ENEE 620: Random Processes in Communication and Control

Course Goals:

Establish an adequate theoretical basis for modern communication, control and signal processing systems and make selected applications. Review the basic ideas of probability spaces (sample spaces, events, probability functions), and random variables and vectors (distribution functions, expectation). Introduce random sequences and processes and their classification into major types. Discuss in detail two types of major importance in this application area: second-order stationary and Markov sequences and processes. Discuss selected applications: e.g., optimal (Wiener, Kalman) filtering, queueing chains, spectral estimation.

Course Prerequisite:

ENEE 324 or equivalent, an undergraduate course in probability, random variables,and second-order stationary random processes.

Topic Prerequisite:

Probability functions, conditional probability, independence; random variables, probability distributions, conditional distributions, transformations, expectation and moments, conditional expectation; bi- and multi-variate distributions, transformations, random processes, covariance and spectral density, Gaussian, Brownian, and Poisson types.

References:

  1. Gray Davisson, Random Processes, Prentice-Hall, 1986.
  2. Larson Shubert, Prob.
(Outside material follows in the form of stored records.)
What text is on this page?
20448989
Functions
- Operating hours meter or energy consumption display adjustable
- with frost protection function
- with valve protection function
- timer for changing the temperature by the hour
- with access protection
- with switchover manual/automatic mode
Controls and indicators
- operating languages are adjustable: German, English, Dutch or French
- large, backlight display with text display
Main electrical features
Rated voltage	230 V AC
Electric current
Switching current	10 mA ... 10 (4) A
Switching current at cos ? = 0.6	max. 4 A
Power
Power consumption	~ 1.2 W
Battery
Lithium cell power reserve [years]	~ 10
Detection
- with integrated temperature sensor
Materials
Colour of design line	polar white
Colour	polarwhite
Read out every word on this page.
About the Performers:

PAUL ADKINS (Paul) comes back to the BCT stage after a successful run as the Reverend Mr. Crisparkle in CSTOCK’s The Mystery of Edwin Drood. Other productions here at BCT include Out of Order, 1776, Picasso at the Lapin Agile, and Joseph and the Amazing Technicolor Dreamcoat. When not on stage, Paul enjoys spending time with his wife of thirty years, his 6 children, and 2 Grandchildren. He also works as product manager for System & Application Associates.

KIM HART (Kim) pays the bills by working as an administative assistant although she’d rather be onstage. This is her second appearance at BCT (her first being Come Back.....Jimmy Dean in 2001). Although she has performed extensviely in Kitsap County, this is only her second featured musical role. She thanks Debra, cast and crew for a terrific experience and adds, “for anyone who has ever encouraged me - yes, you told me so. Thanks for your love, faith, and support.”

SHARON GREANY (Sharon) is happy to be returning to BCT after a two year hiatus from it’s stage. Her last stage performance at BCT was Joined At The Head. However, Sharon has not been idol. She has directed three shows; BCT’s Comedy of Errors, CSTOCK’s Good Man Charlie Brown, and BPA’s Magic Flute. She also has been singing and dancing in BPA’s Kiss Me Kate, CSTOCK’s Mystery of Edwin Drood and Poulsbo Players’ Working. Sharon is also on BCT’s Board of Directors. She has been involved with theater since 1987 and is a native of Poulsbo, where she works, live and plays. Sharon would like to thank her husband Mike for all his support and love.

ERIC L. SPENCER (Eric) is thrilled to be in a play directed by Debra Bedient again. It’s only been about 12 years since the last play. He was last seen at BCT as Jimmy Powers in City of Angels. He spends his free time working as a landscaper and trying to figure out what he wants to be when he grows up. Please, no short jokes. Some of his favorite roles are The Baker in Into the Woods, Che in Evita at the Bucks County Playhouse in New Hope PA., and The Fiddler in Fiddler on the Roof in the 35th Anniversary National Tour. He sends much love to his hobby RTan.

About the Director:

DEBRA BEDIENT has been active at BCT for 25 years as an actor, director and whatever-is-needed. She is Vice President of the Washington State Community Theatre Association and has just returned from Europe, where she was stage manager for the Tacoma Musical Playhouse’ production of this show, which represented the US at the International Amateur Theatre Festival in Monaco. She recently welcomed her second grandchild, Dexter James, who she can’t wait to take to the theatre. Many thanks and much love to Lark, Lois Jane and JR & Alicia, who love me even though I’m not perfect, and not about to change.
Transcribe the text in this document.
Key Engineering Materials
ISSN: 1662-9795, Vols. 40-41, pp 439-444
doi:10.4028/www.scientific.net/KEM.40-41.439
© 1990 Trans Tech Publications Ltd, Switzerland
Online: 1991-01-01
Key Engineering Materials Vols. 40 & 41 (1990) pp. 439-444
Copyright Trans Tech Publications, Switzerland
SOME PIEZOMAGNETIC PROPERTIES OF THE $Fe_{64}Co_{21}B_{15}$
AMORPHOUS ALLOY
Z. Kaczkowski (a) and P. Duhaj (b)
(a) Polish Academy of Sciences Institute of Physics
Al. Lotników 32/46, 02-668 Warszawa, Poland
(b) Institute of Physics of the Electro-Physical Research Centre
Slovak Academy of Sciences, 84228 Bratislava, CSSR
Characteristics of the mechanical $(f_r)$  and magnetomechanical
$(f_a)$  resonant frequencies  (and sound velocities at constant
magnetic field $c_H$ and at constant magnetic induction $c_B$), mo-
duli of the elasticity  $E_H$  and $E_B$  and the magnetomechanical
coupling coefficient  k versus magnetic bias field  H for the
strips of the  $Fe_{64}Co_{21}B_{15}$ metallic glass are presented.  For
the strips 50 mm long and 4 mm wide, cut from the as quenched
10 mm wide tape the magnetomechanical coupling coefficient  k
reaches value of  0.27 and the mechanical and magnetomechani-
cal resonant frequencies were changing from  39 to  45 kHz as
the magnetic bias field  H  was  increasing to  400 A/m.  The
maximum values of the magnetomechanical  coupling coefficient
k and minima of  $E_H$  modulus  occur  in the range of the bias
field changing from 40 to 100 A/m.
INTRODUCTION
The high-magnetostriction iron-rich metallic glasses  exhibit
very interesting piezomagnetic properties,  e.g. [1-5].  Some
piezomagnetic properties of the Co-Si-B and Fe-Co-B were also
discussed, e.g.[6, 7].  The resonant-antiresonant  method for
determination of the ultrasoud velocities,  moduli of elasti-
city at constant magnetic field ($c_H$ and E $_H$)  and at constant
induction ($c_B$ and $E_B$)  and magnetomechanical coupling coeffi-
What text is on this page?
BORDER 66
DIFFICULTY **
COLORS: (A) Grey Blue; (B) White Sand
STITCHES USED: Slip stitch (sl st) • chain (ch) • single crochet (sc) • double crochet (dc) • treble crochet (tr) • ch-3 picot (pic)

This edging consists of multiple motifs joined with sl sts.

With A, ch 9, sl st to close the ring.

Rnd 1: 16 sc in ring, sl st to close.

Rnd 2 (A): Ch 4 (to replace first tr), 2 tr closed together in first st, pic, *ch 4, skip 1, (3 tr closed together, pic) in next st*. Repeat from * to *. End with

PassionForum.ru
Models in Engr. Sci., 1979.
  3. Hoel, Port Stone, Introd. to Stoch. Proc., 1972.
  4. Papoulis, Probability, Random Variables and Stochastic Processes, 3rd ed., McGraw-Hill, 1991.
  5. Picinbono, Random Signals and Systems, Prentice-Hall, 1993.
  6. Karlin Taylor, A First Course in Stochastic Processes, Academic Press, 1975.
  7. Ross, Stochastic Processes, Wiley (1983).

Core Topics:

  • Probability Spaces: sample spaces, families of events, probability measure, expectation, denumerable and nondenumerable spaces.
  • Random variables and Random Vectors: distribution function and decomposition, conditional expectation, least mean-square estimation, orthogonality principle.
  • Random Sequences and Processes: classification, modes of convergence (distribution, probability, mean-square, almost sure).
  • Second Order: (wide-sense) Stationary Random sequences and processes, covariance, spectral distribution and decomposition, linear, invariant operations (filtering), linear least-mean-square estimation, normal equations, rational spectral density and autoregressive-moving average models.
  • Markov Sequences and Processes: Markov chain sequences, stationary and steady-state distributions, ergodicity, Markov chain processes, Kolmogoroff and Fokker-Planck equations, Poisson processes, queueing models (M/M/1).
  • Independent and Orthogonal Increment Processes: Brownian motion; Wiener and Poisson processes; spectral representation of random sequences and processes.
  • Applications: linear least-mean-square (Wiener and Kalman) filtering, queueing networks.

Optional Topics:

  • Stochastic approximation
  • Representations: Karhunen-Loeve, spectral